What rental housing investment models have the most growth potential in Korea?
"Models with strong growth potential are differentiated rental housing. Urban multifamily, build-to-rent (BTR) premised on rental operations, and residential REITs based on rental cash flows are likely to be the core pillars. Korea has long been criticized for its high share of individual-led renting and a shortage of professional operators. Knight Frank aims to actively incorporate Western Europe's long experience into Korea's housing culture to differentiate the software side, such as "social hubs" where residents can interact socially and culturally."
Is it likely that a greater share of monthly rent will lead to more demand for professional property management services?
"It is highly likely. A monthly-rent market is far more operations-intensive than jeonse. Rent collection and arrears management, vacancy management, maintenance, and renewal-rate management determine asset returns. In other words, operating mechanisms, rather than ownership, become the core of returns.

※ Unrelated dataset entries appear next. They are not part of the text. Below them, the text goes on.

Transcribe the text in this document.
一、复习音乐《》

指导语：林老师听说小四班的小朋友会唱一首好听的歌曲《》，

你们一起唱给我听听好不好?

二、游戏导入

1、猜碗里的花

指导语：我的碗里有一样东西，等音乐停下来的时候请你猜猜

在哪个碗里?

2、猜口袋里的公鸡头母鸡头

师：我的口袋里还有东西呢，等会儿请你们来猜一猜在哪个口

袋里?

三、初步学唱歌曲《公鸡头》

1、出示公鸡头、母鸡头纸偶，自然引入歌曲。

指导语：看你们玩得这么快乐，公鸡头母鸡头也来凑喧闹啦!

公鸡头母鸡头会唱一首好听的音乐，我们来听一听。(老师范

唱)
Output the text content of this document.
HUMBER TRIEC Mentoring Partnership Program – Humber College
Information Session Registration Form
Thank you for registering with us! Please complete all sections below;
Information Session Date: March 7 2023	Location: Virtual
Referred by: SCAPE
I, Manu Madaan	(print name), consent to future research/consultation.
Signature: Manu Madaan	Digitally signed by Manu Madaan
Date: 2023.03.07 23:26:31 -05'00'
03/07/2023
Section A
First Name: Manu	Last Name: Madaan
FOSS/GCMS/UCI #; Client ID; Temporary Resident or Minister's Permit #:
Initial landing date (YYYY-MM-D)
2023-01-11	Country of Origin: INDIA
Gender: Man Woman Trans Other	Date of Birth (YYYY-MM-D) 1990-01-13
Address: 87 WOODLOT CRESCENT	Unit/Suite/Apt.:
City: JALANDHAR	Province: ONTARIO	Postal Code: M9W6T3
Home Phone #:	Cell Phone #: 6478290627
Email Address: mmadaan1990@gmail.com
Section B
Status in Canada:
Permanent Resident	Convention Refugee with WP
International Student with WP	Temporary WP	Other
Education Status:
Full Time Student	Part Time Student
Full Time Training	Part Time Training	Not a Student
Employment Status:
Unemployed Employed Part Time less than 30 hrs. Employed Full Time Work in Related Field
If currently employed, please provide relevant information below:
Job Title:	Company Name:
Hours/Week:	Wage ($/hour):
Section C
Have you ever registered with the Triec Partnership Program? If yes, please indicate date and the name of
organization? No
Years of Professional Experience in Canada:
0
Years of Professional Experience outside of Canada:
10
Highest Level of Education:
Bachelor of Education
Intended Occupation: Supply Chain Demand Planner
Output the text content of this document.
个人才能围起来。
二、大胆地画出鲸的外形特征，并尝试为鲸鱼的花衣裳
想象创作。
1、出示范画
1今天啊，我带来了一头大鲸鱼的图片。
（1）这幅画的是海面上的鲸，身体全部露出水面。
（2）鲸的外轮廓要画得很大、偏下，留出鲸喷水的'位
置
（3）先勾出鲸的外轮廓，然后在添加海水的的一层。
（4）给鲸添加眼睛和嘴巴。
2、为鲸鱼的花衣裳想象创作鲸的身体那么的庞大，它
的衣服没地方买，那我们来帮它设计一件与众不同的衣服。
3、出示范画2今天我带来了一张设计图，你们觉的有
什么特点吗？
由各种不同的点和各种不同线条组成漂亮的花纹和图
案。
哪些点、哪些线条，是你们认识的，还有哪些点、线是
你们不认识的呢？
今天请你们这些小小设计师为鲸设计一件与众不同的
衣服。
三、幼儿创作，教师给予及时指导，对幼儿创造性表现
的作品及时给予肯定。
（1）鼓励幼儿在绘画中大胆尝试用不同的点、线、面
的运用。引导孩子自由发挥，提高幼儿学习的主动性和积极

When institutional investors or REITs enter the housing market, internal controls and standardized reporting are required, so legacy small-scale self-management may hit its limits. In this process, the residential operations platform industry is likely to grow."
What policy support is needed to smoothly manage the shift from jeonse to monthly rent?
"Policy needs three main pillars. First, easing tenants' visible monthly rent burdens during the transition. Second, strengthening guarantees, information, and dispute infrastructure to reduce system risks such as reverse jeonse, jeonse fraud, and non-return of deposits. Third, market-building policies to grow corporate-style leasing and professional operators. Predictability in registration and regulation, along with tax and financial support, must go hand in hand."
What are the most important tenant protections in a monthly-rent-centered market?
"The key is housing stability, predictability of rent increases, and swift dispute resolution. Renewal rights and rent increase caps are core elements of the system. In addition, for tenants to exercise their rights, information accessibility, legal support, and the effectiveness of dispute resolution bodies must be ensured. Also, because many monthly-rent arrangements still involve deposits, deposit protection mechanisms remain important."